The governor made the announcement via press release shortly after state economists delivered gloomy news that the state's budget deficit had grown another $377.5 million.
Federal funds from the recent Ed Jobs legislation will help offset the shortfall for schools.
The governor pledged to maintain school funding at the June level of $5.8 billion.
"With school about to start, we want to assure Oregon families and their school districts that even with this revenue shortfall, there will be stability for school budgets, while also maintaining a responsible level of reserves for the last three quarters of this budget period," Kulongoski said.
In addition to the $118 million in federal schools assistance recently approved by Congress, the governor, Senate President Peter Courtney, D-Salem, and Speaker Dave Hunt, D-Clackamas County, agreed to move about $34 million in state reserve funds to K-12 education when the state Legislature convenes in February.
About two-thirds of the State Education Stability Fund and rainy-day fun will remain in savings to address the uncertainty of the last three revenue forecasts of the 2009-2011 biennium, Kulongoski said.
"We're putting the priorities of Oregon families at the front of the line," said Courtney in a statement. "Our plan keeps the doors of our schools open and the gates of our prisons closed.

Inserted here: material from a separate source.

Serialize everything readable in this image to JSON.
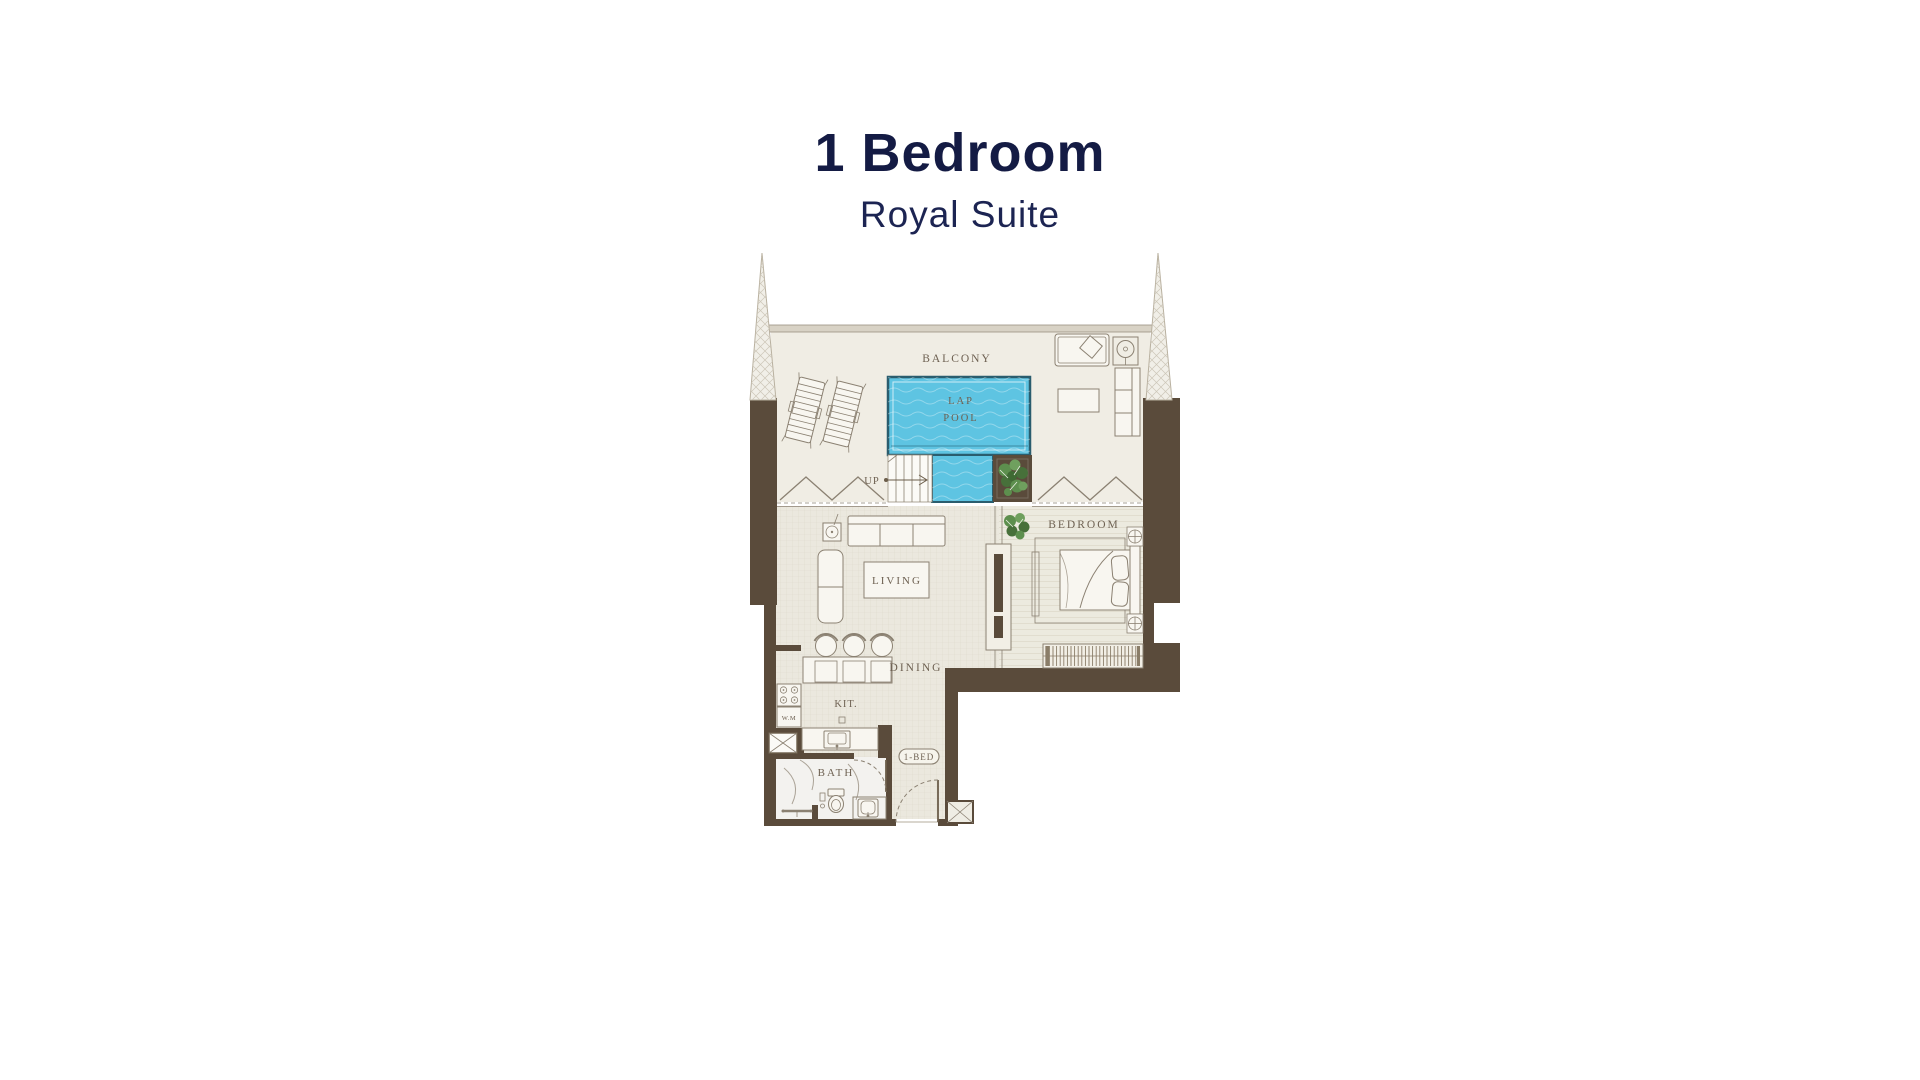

It maintains care for our senior citizens, assistance for people with disabilities and health care for our most vulnerable. We have taken a deliberate and cautious approach and achieved these priorities without the need for a special session."
School officials said they are moving forward cautiously.
"The news could be better, although it could be worse," said Vicki Robinson, Central Point schools business manager. "There are many 'if's' right now. We know this is probably isn't the last thing we are going to hear on this. There is another revenue forecast in December."